Eric – Moi, ma fille est en panique devant vous, les Arabes.
Ramzy – Arrête, ta fille est à moitié bougnoule ! T’y peux rien.
Luc Besson a produit Halal police d’Etat. Vous avez aussi joué dans Steak de Quentin Dupieux, participé à une programmation de Serge Bozon à Beaubourg. Vous circulez du populaire au pointu…
Eric – Pour moi, la responsabilité des artistes n’est pas sociale mais avant tout artistique. Quand tu es populaire, c’est justement là qu’il faut emmener le public vers autre chose. Quand on a fait Steak, une partie de notre public habituel n’a rien capté. Mais ceux qui ont capté, on les a ouverts à autre chose. J’aimerais voir d’autres mecs très connus tentés d’embarquer leur public ailleurs plutôt que leur donner toujours ce qu’ils attendent.
Ramzy – Les gros comiques ressemblent parfois aux grosses chaînes : ils ne prennent plus aucun risque.
Le public, il ne faut pas lui donner toujours ce qu’il attend, il faut lui donner du mieux, aller plus loin, proposer un autre rire, une autre émotion.
Eric – Aujourd’hui, les comiques veulent être le gendre idéal. Ils ne veulent plus faire les clowns mais les beaux gosses. Ils sont très bien habillés, rient sous cape. On a l’impression qu’ils sont là pour dire des choses intelligentes.

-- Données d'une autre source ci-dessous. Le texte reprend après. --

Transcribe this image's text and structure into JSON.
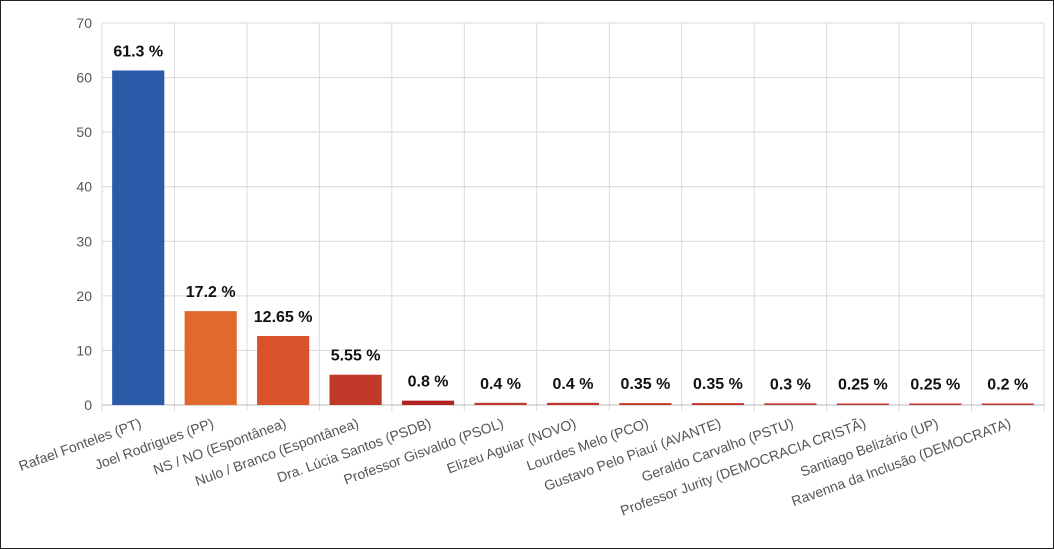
{
  "chart_data": {
    "type": "bar",
    "title": "",
    "xlabel": "",
    "ylabel": "",
    "ylim": [
      0,
      70
    ],
    "yticks": [
      0,
      10,
      20,
      30,
      40,
      50,
      60,
      70
    ],
    "grid": true,
    "categories": [
      "Rafael Fonteles (PT)",
      "Joel Rodrigues (PP)",
      "NS / NO (Espontânea)",
      "Nulo / Branco (Espontânea)",
      "Dra. Lúcia Santos (PSDB)",
      "Professor Gisvaldo (PSOL)",
      "Elizeu Aguiar (NOVO)",
      "Lourdes Melo (PCO)",
      "Gustavo Pelo Piauí (AVANTE)",
      "Geraldo Carvalho (PSTU)",
      "Professor Jurity (DEMOCRACIA CRISTÃ)",
      "Santiago Belizário (UP)",
      "Ravenna da Inclusão (DEMOCRATA)"
    ],
    "values": [
      61.3,
      17.2,
      12.65,
      5.55,
      0.8,
      0.4,
      0.4,
      0.35,
      0.35,
      0.3,
      0.25,
      0.25,
      0.2
    ],
    "data_labels": [
      "61.3 %",
      "17.2 %",
      "12.65 %",
      "5.55 %",
      "0.8 %",
      "0.4 %",
      "0.4 %",
      "0.35 %",
      "0.35 %",
      "0.3 %",
      "0.25 %",
      "0.25 %",
      "0.2 %"
    ],
    "colors": [
      "#2b5aa8",
      "#e0692b",
      "#d9532a",
      "#c0392b",
      "#b22222",
      "#c0392b",
      "#c0392b",
      "#c0392b",
      "#c0392b",
      "#c0392b",
      "#c0392b",
      "#c0392b",
      "#c0392b"
    ]
  }
}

Ramzy – Et ils finissent toujours avec une phrase qui plaît au public, du genre « tu ‘ois, les peuples sont faits pour s’entendre » !
Quand vous étiez ados, qu’est-ce qui vous faisait rire ?
Ramzy – La misère, le sida, les gens malades…
Eric – Le ping-pong.
Je reformule : qui vous faisait rire ?
Ramzy – Ah, pardon ! Albert Dupontel a été LE mec.
Eric – A une époque, j’allais voir les spectacles d’Elie et Dieudonné, d’Alex Métayer… J’avais l’impression que j’aurais presque pu faire aussi bien qu’eux. Puis j’ai vu Dupontel au Théâtre Tristan-Bernard, je pleurais de rire. J’en suis sorti déprimé avec l’impression que je ne parviendrais jamais à ce niveau. Pierre Richard aussi a été important.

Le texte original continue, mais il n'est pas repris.